1066 Oleander Place.
McCall angled the Lincoln into the driveway, fully intending just to turn around and get the hell away from the place. With everything else he had on his mind, the last thing he needed was to start thinking about 1066. He closed his eyes. His forehead furrowed as if he had just felt the first hammering assault of a mind-shattering migraine. He shook his head and stared ahead. He refused to let those memories through.
But the next thing he knew, his hand rested on the key dangling from the ignition. In spite of his better judgment, he twisted it and throttled the engine into silence. He opened the door and stood, an angular silhouette with one foot propped on the Lincoln’s glossy frame and the other crushing a straggling weedy morning glory that had wandered halfway across the drive.
He glanced over his shoulder. The sun was gone. The sky still glowed, but now it was mostly an unhealthy yellow glow that was part cloud, part lights from the businesses cropping up like toadstools along the Ventura freeway, just like he figured they would when he started planning the Charter Oaks project five years ago.
Just like he figured.
He shivered and pulled his jacket tighter. After a couple of moments, he almost slid back into the Lincoln, was halfway crouched into the doorway when he stopped. A sound from the house startled him.
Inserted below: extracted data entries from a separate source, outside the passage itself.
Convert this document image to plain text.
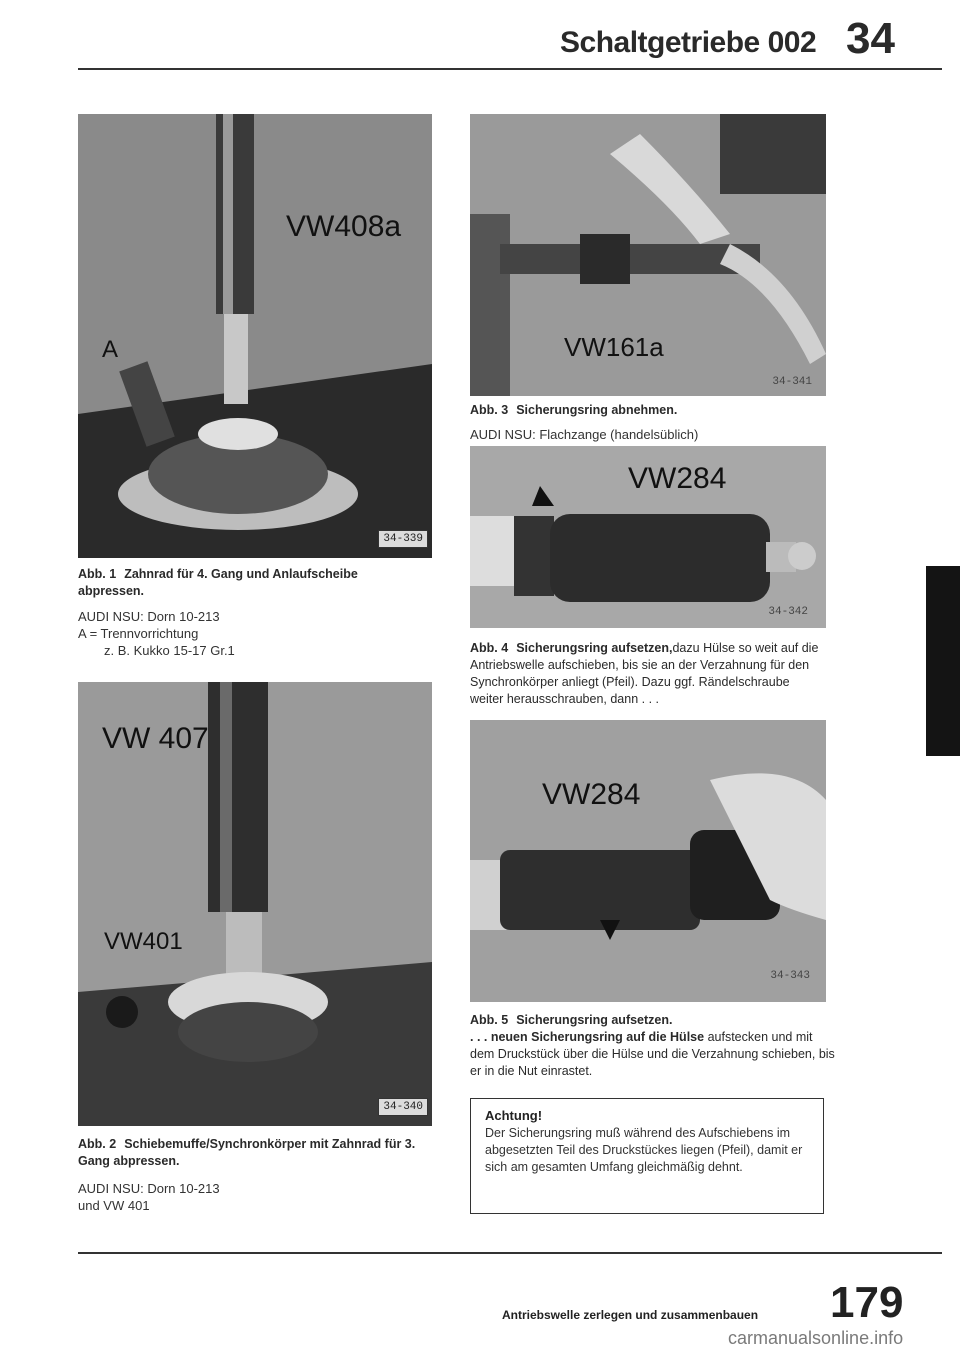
Schaltgetriebe 002 34
VW408a
A
34-339
Abb. 1 Zahnrad für 4. Gang und Anlaufscheibe abpressen.
AUDI NSU: Dorn 10-213
A = Trennvorrichtung
z. B. Kukko 15-17 Gr.1
VW 407
VW401
34-340
Abb. 2 Schiebemuffe/Synchronkörper mit Zahnrad für 3. Gang abpressen.
AUDI NSU: Dorn 10-213
und VW 401
VW161a
34-341
Abb. 3 Sicherungsring abnehmen.
AUDI NSU: Flachzange (handelsüblich)
VW284
34-342
Abb. 4 Sicherungsring aufsetzen,dazu Hülse so weit auf die Antriebswelle aufschieben, bis sie an der Verzahnung für den Synchronkörper anliegt (Pfeil). Dazu ggf. Rändelschraube weiter herausschrauben, dann . . .
VW284
34-343
Abb. 5 Sicherungsring aufsetzen.
. . . neuen Sicherungsring auf die Hülse aufstecken und mit dem Druckstück über die Hülse und die Verzahnung schieben, bis er in die Nut einrastet.
Achtung!
Der Sicherungsring muß während des Aufschiebens im abgesetzten Teil des Druckstückes liegen (Pfeil), damit er sich am gesamten Umfang gleichmäßig dehnt.
Antriebswelle zerlegen und zusammenbauen 179
carmanualsonline.info
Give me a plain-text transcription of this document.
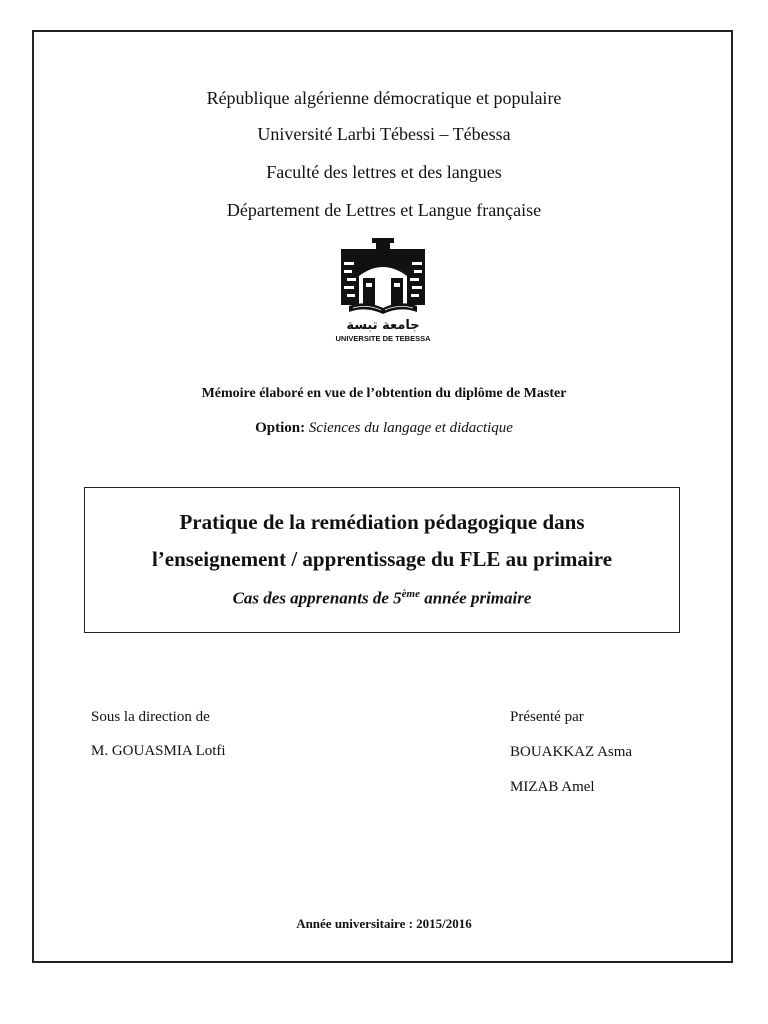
République algérienne démocratique et populaire
Université Larbi Tébessi – Tébessa
Faculté des lettres et des langues
Département de Lettres et Langue française
جامعة تبسة
UNIVERSITE DE TEBESSA
Mémoire élaboré en vue de l’obtention du diplôme de Master
Option: Sciences du langage et didactique
Pratique de la remédiation pédagogique dans
l’enseignement / apprentissage du FLE au primaire
Cas des apprenants de 5ème année primaire
Sous la direction de
M. GOUASMIA Lotfi
Présenté par
BOUAKKAZ Asma
MIZAB Amel
Année universitaire : 2015/2016
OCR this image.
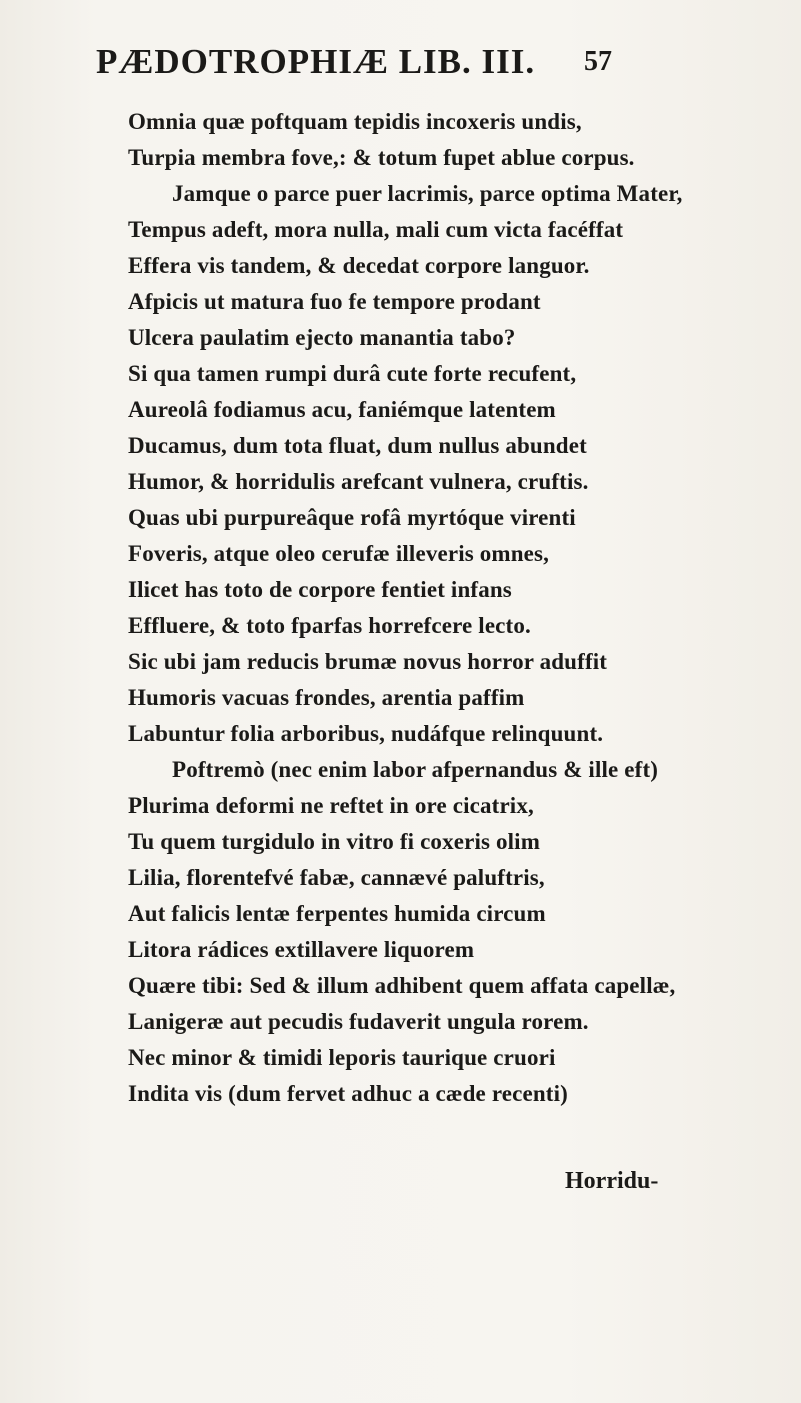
PÆDOTROPHIÆ LIB. III. 57
Omnia quæ poftquam tepidis incoxeris undis,
Turpia membra fove,: & totum fupet ablue corpus.
Jamque o parce puer lacrimis, parce optima Mater,
Tempus adeft, mora nulla, mali cum victa facéffat
Effera vis tandem, & decedat corpore languor.
Afpicis ut matura fuo fe tempore prodant
Ulcera paulatim ejecto manantia tabo?
Si qua tamen rumpi durâ cute forte recufent,
Aureolâ fodiamus acu, faniémque latentem
Ducamus, dum tota fluat, dum nullus abundet
Humor, & horridulis arefcant vulnera, cruftis.
Quas ubi purpureâque rofâ myrtóque virenti
Foveris, atque oleo cerufæ illeveris omnes,
Ilicet has toto de corpore fentiet infans
Effluere, & toto fparfas horrefcere lecto.
Sic ubi jam reducis brumæ novus horror aduffit
Humoris vacuas frondes, arentia paffim
Labuntur folia arboribus, nudáfque relinquunt.
Poftremò (nec enim labor afpernandus & ille eft)
Plurima deformi ne reftet in ore cicatrix,
Tu quem turgidulo in vitro fi coxeris olim
Lilia, florentefvé fabæ, cannævé paluftris,
Aut falicis lentæ ferpentes humida circum
Litora rádices extillavere liquorem
Quære tibi: Sed & illum adhibent quem affata capellæ,
Lanigeræ aut pecudis fudaverit ungula rorem.
Nec minor & timidi leporis taurique cruori
Indita vis (dum fervet adhuc a cæde recenti)
Horridu-
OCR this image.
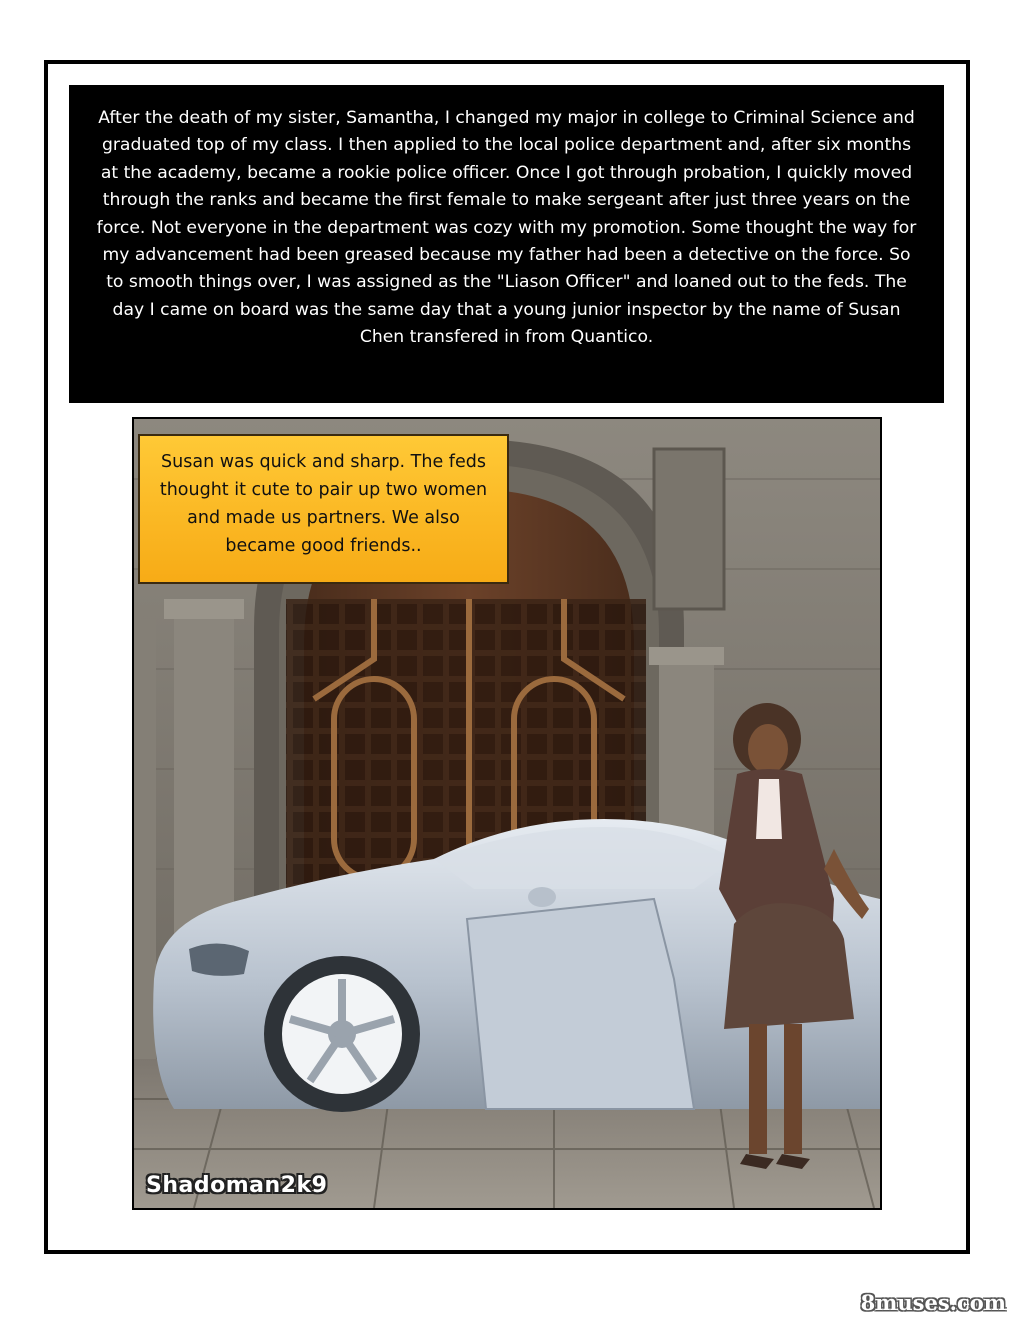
After the death of my sister, Samantha, I changed my major in college to Criminal Science and graduated top of my class. I then applied to the local police department and, after six months at the academy, became a rookie police officer. Once I got through probation, I quickly moved through the ranks and became the first female to make sergeant after just three years on the force. Not everyone in the department was cozy with my promotion. Some thought the way for my advancement had been greased because my father had been a detective on the force. So to smooth things over, I was assigned as the "Liason Officer" and loaned out to the feds. The day I came on board was the same day that a young junior inspector by the name of Susan Chen transfered in from Quantico.
Susan was quick and sharp. The feds thought it cute to pair up two women and made us partners. We also became good friends..
Shadoman2k9
8muses.com
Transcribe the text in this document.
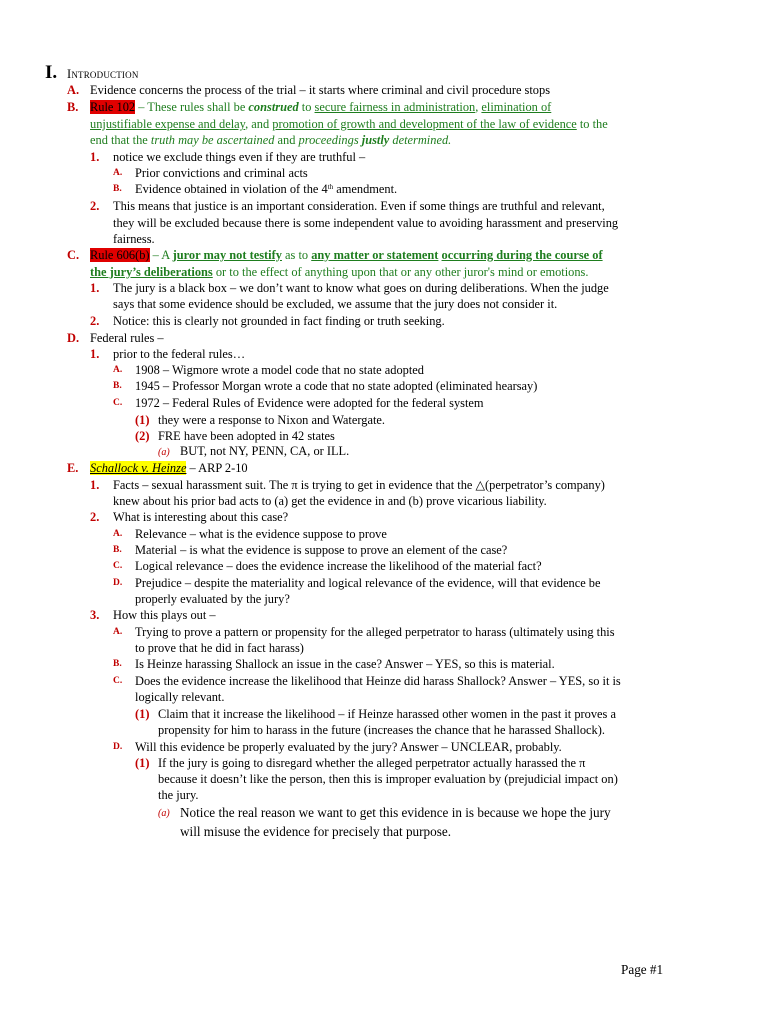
I. Introduction
A. Evidence concerns the process of the trial – it starts where criminal and civil procedure stops
B. Rule 102 – These rules shall be construed to secure fairness in administration, elimination of
unjustifiable expense and delay, and promotion of growth and development of the law of evidence to the
end that the truth may be ascertained and proceedings justly determined.
1. notice we exclude things even if they are truthful –
A. Prior convictions and criminal acts
B. Evidence obtained in violation of the 4th amendment.
2. This means that justice is an important consideration. Even if some things are truthful and relevant,
they will be excluded because there is some independent value to avoiding harassment and preserving
fairness.
C. Rule 606(b) – A juror may not testify as to any matter or statement occurring during the course of
the jury’s deliberations or to the effect of anything upon that or any other juror's mind or emotions.
1. The jury is a black box – we don’t want to know what goes on during deliberations. When the judge
says that some evidence should be excluded, we assume that the jury does not consider it.
2. Notice: this is clearly not grounded in fact finding or truth seeking.
D. Federal rules –
1. prior to the federal rules…
A. 1908 – Wigmore wrote a model code that no state adopted
B. 1945 – Professor Morgan wrote a code that no state adopted (eliminated hearsay)
C. 1972 – Federal Rules of Evidence were adopted for the federal system
(1) they were a response to Nixon and Watergate.
(2) FRE have been adopted in 42 states
(a) BUT, not NY, PENN, CA, or ILL.
E. Schallock v. Heinze – ARP 2-10
1. Facts – sexual harassment suit. The π is trying to get in evidence that the △(perpetrator’s company)
knew about his prior bad acts to (a) get the evidence in and (b) prove vicarious liability.
2. What is interesting about this case?
A. Relevance – what is the evidence suppose to prove
B. Material – is what the evidence is suppose to prove an element of the case?
C. Logical relevance – does the evidence increase the likelihood of the material fact?
D. Prejudice – despite the materiality and logical relevance of the evidence, will that evidence be
properly evaluated by the jury?
3. How this plays out –
A. Trying to prove a pattern or propensity for the alleged perpetrator to harass (ultimately using this
to prove that he did in fact harass)
B. Is Heinze harassing Shallock an issue in the case? Answer – YES, so this is material.
C. Does the evidence increase the likelihood that Heinze did harass Shallock? Answer – YES, so it is
logically relevant.
(1) Claim that it increase the likelihood – if Heinze harassed other women in the past it proves a
propensity for him to harass in the future (increases the chance that he harassed Shallock).
D. Will this evidence be properly evaluated by the jury? Answer – UNCLEAR, probably.
(1) If the jury is going to disregard whether the alleged perpetrator actually harassed the π
because it doesn’t like the person, then this is improper evaluation by (prejudicial impact on)
the jury.
(a) Notice the real reason we want to get this evidence in is because we hope the jury
will misuse the evidence for precisely that purpose.
Page #1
Craaack! Like breaking glass.
“Shit,” he muttered. “Kids again.”
He swept the yard with his eyes. The blood-red McCall/Sidney Realty “For Sale” sign was canting again—how the hell had he missed seeing that. He shook his head. “Gotta get a clean-up crew out here.”
This was a prime lot—probably the best view in all of Charter Oaks, perched as it was at the top of the rise. From the front yard, you could follow the downward sweep of Oleander Place across the northern half of the shallow valley. From the back yard, the southern half opened out, dropping abruptly—almost precipitously—to survey vista on vista as the valley lengthened, then wrinkled to become the foothills of the coastal range. The asking price was good, McCall knew—an easy five thousand below list.
But the “For Sale” sign remained staked steadfastly in the front yard, standing sentry over emptiness and darkness.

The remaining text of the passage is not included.